Methods and results: MI was created by left coronary artery ligation in male Lewis rats. Four weeks after ligation, 45 rats had skeletal myoblast transplantation in the MI area. They were randomized into 3 groups according to the number of SM: group I (n=15), 5 x 10(7); group II (n=15), 5 x 10(6); and group III (n=15), 5 x 10(5) cells. Donor SM were obtained from neonatal Lewis rats and directly used without expansion. Another four weeks later, all rats were sacrificed following hemodynamic assessment. All heart sections were stained with anti-fast skeletal myosin heavy chain (FSMHC) antibody to determine the spacial extent of donor myocytes.

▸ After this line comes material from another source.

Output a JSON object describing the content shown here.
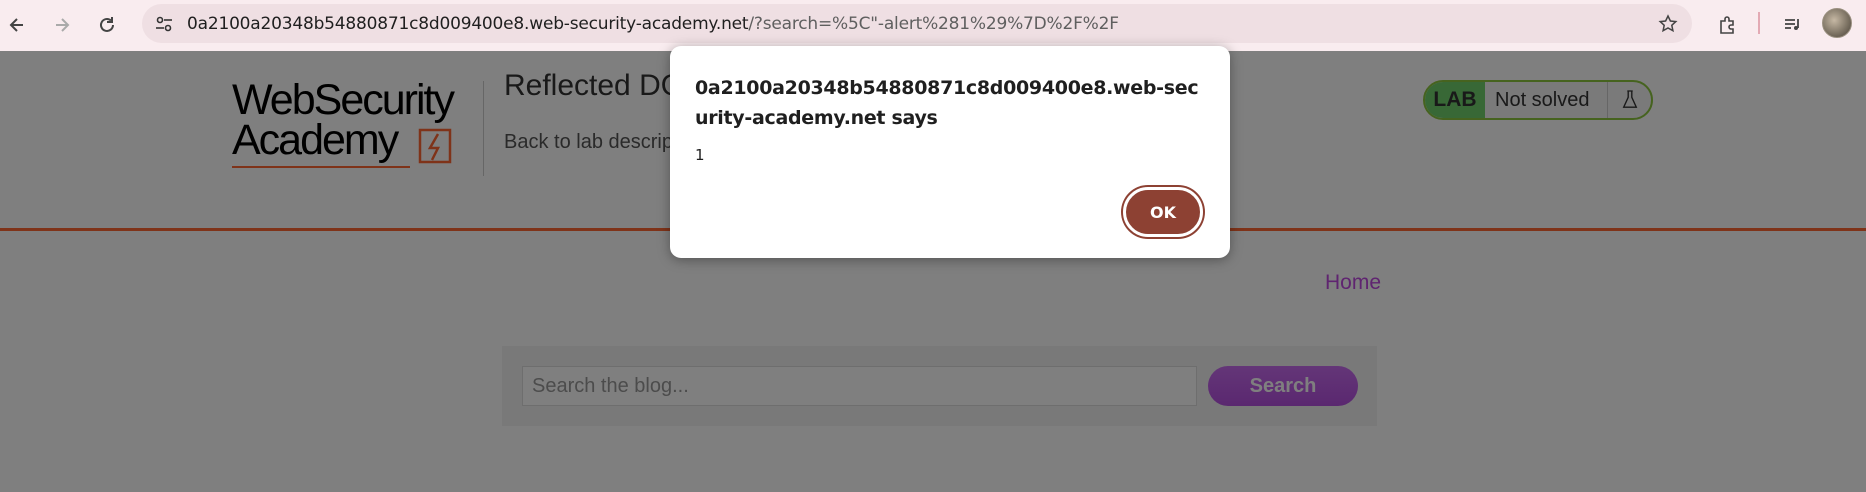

Results: Four weeks after transplantation, LV diastolic dimension was decreased, fractional area change was increased, and MI size was decreased maximally in group I. Histological study showed that donor cells positive for FSMHC occupied the MI area with nearly normal wall thickness in group I, in which estimated volume of donor-derived muscle tissue was 40 mm3. In the other groups, FSMHC-positive cells were found only partly in the MI area.
Conclusions: A large number of freshly isolated neonatal SM can survive in the host and fully replace the infarcted myocardium with reverse LV remodeling in rats with MI.